Having kept a careful eye on last year's Wasp Spiders and then their extraordinary egg-sacs, we were beginning to think that the small 'colony' in our Suffolk garden had died out over the winter. This however was not the case, at least not the case entirely, for (while the photo below was taken in 2020) the photo above was taken yesterday. What fascinating arachnids these are! The one above shows the underside; and the one below, the top of the spider's abdomen.

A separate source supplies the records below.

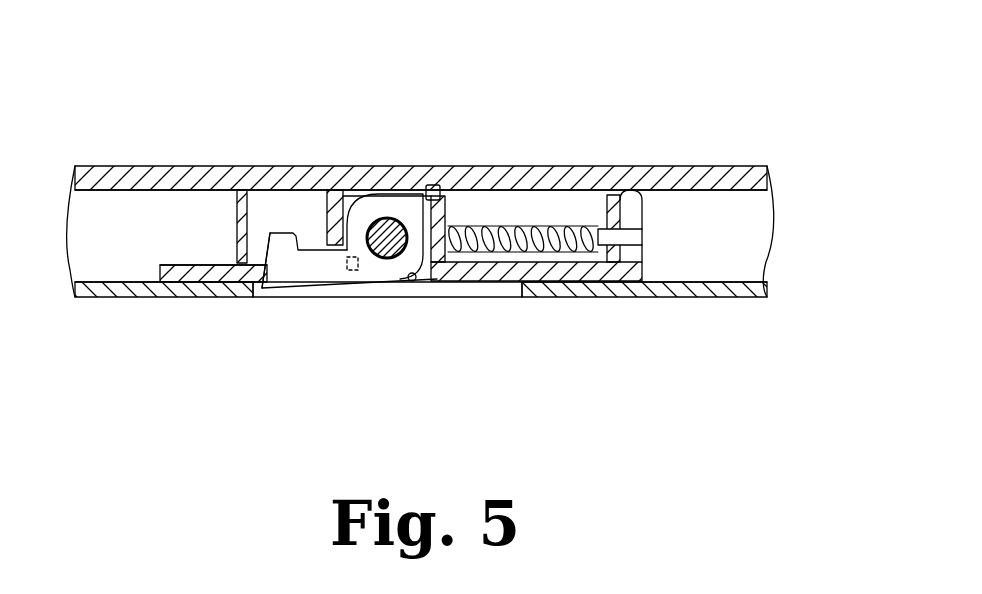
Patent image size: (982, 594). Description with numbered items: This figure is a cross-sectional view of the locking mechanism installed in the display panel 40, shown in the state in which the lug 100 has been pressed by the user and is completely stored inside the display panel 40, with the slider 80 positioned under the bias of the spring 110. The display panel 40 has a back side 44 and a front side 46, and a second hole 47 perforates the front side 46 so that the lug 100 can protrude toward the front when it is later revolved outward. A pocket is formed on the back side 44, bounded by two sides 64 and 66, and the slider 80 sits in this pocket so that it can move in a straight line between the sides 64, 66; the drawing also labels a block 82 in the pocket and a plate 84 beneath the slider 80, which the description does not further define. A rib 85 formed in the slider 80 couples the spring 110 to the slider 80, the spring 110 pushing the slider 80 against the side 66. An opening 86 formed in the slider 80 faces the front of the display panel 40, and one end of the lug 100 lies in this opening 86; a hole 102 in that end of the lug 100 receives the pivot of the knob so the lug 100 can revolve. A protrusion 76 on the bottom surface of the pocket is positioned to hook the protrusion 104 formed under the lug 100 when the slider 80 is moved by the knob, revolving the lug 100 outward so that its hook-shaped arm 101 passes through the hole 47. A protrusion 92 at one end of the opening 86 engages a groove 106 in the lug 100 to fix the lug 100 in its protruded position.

The display panel 40 is at (358, 31).
The back side 44 is at (726, 166).
The front side 46 is at (678, 290).
The second hole 47 is at (480, 292).
The side of pocket 64 is at (250, 192).
The side of pocket 66 is at (606, 197).
The protrusion 76 is at (436, 186).
The slider 80 is at (183, 252).
The stop block 82 is at (195, 276).
The base plate 84 is at (580, 272).
The rib 85 is at (637, 229).
The opening 86 is at (438, 272).
The protrusion 92 is at (412, 282).
The lug 100 is at (287, 303).
The hook-shaped arm 101 is at (262, 298).
The hole 102 is at (383, 218).
The protrusion 104 is at (396, 194).
The groove 106 is at (352, 272).
The spring 110 is at (506, 224).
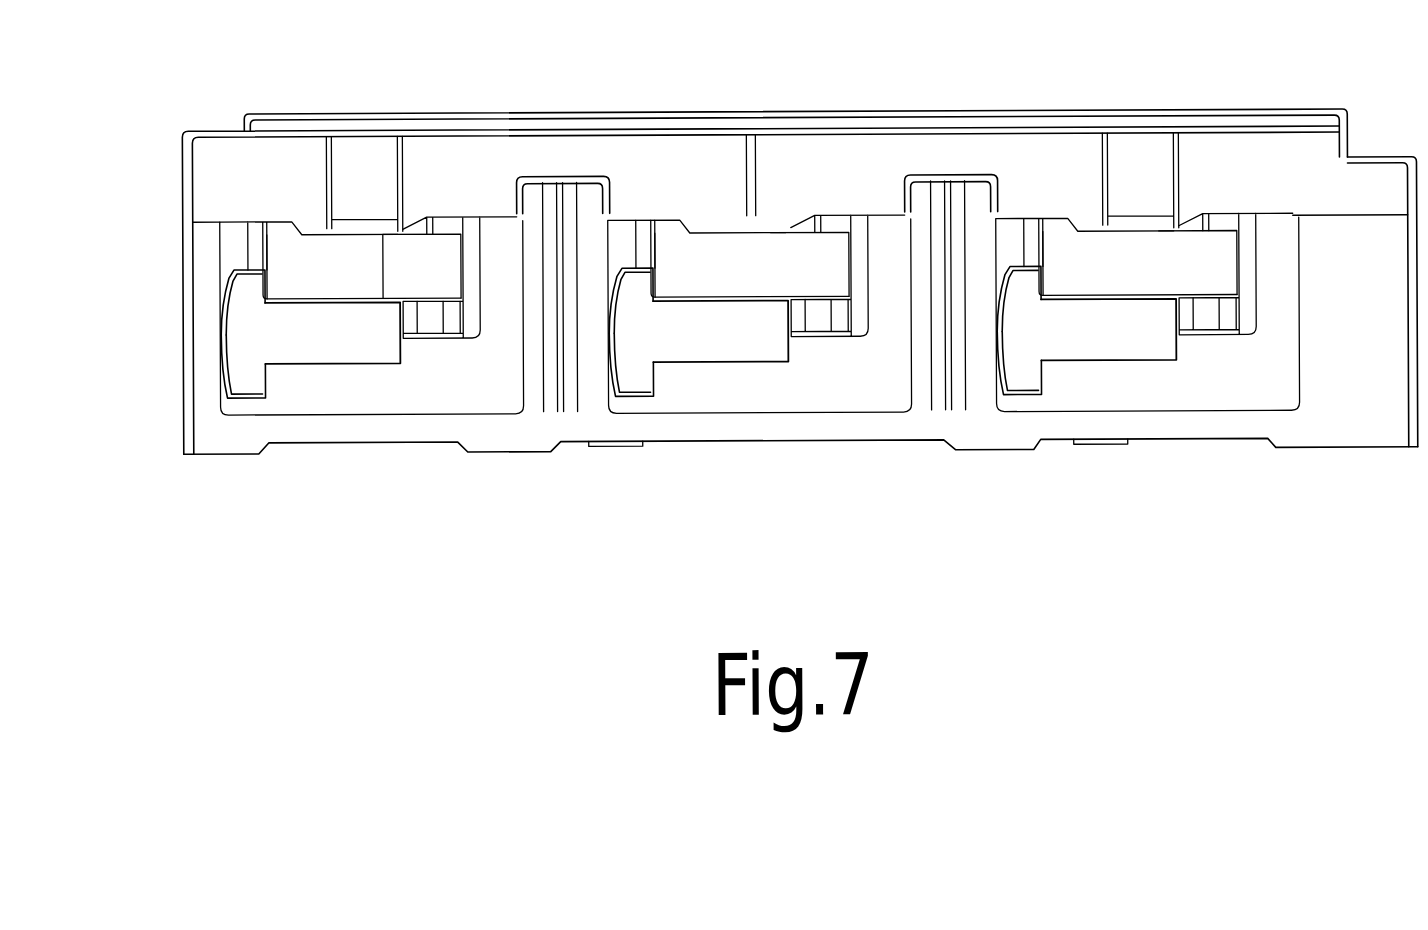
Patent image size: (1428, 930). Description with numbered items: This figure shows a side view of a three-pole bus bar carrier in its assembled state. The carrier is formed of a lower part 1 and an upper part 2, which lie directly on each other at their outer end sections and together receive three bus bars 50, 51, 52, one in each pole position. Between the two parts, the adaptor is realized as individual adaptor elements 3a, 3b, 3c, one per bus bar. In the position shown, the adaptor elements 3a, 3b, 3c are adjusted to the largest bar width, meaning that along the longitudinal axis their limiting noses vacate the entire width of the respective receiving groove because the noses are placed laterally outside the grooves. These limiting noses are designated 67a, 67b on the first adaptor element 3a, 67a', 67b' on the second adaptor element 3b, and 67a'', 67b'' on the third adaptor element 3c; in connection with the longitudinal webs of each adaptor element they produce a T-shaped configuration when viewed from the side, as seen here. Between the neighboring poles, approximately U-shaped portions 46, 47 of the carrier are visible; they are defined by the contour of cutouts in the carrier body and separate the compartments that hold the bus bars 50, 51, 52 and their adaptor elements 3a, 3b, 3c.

The lower part 1 is at (1358, 425).
The upper part 2 is at (1288, 163).
The adaptor element 3a is at (318, 340).
The adaptor element 3b is at (733, 339).
The adaptor element 3c is at (1108, 337).
The U-shaped portion 46 is at (585, 181).
The U-shaped portion 47 is at (969, 179).
The bus bar 50 is at (299, 273).
The bus bar 51 is at (750, 267).
The bus bar 52 is at (1127, 267).
The limiting nose 67a is at (165, 318).
The limiting nose 67b is at (172, 402).
The limiting nose 67a' is at (576, 404).
The limiting nose 67b' is at (650, 440).
The limiting nose 67a'' is at (977, 402).
The limiting nose 67b'' is at (1033, 442).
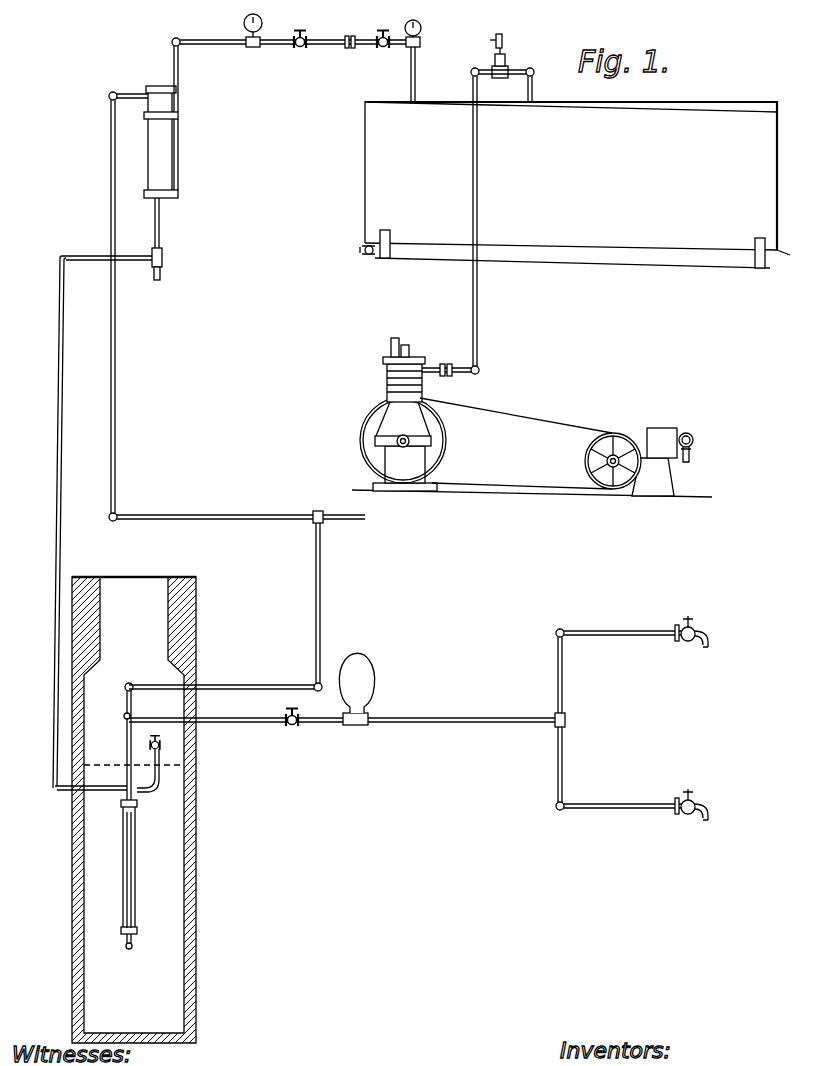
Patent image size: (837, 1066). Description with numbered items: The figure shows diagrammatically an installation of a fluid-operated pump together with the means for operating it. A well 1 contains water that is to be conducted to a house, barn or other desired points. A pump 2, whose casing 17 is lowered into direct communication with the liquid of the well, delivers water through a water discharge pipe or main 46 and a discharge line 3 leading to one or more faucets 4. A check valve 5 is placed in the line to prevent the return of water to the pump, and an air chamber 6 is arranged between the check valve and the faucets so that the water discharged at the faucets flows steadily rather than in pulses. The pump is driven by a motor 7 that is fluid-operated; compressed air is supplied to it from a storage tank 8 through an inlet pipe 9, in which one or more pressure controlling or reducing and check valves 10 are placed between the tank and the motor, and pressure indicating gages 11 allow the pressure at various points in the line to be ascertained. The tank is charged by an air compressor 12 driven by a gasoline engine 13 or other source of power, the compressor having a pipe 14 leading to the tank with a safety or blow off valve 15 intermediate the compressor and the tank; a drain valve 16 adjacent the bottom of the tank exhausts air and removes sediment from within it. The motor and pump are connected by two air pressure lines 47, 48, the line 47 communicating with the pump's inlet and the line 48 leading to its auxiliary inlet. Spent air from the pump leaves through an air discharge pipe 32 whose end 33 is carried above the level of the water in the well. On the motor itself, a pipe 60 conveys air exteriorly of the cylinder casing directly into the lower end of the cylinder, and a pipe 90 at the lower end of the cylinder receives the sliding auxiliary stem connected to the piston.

The well 1 is at (180, 906).
The pump 2 is at (135, 846).
The discharge line 3 is at (431, 723).
The faucets 4 is at (697, 648).
The check valve 5 is at (292, 730).
The air chamber 6 is at (372, 672).
The motor 7 is at (169, 176).
The storage tank 8 is at (680, 116).
The inlet pipe 9 is at (240, 45).
The pressure controlling or reducing and check valves 10 is at (301, 49).
The pressure indicating gages 11 is at (261, 22).
The air compressor 12 is at (386, 378).
The gasoline engine 13 is at (662, 428).
The pipe 14 is at (479, 324).
The safety or blow off valve 15 is at (503, 54).
The drain valve 16 is at (370, 258).
The casing 17 is at (122, 891).
The air discharge pipe 32 is at (161, 759).
The end of air discharge pipe 33 is at (156, 735).
The water discharge pipe or main 46 is at (127, 742).
The air pressure line 47 is at (117, 370).
The air pressure line 48 is at (58, 488).
The pipe 60 is at (175, 148).
The pipe 90 is at (160, 238).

As a postscript to this post I should add that some hours after taking the top photograph, we returned to 'check on' the spider, only to find a large wasp in the grass by the web. What we failed to ascertain was whether the spider was attacking the insect or the other way around. I rather thought the spider had had its day; but no, a little later on there it was, and the wasp had disappeared. Do leave a comment if you can explain what was going on. I have failed to find a website that explains how Wasp Spiders and wasps behave towards one another. 

 

*

 

Previous post (here): Tiger moths, Butterflies ... and Driftwood by Starlight, my new poetry collection.

 

Monday, 8 March 2021

Wasp Spiders and Other Garden Matters

 


Those who follow this blog will know that last summer we encountered Wasp Spiders in our Suffolk garden for the first time. We also noticed four of their extraordinary egg sacs. I read this morning in the latest issue of The Suffolk Argus, the magazine of our local Butterfly Conservation branch, that 'Suffolk County Council has just agreed a biodiversity plan to protect species such as the Wasp Spider'. I see this development was reported in our local paper, the East Anglian Daily Times (EADT), back on 5 December 20212. 

 

We took advantage of a break in the cloud and enjoyed an hour in the garden. I confess I was not the one digging, but it was good to recycle some earth from last year's tubs. We came across a few insects waiting to emerge ... and ensured that these woodlice were covered up again.


We had a second visit from the female Blackcap, but failed to take a photo this time. I hope she will reappear. We are still enjoying our bulbs, and looking forward to our first tulips ...





P.S. It seems we are in agreement over the presence of the mouse on our Trailcam photo. Thank you to those who took a careful look!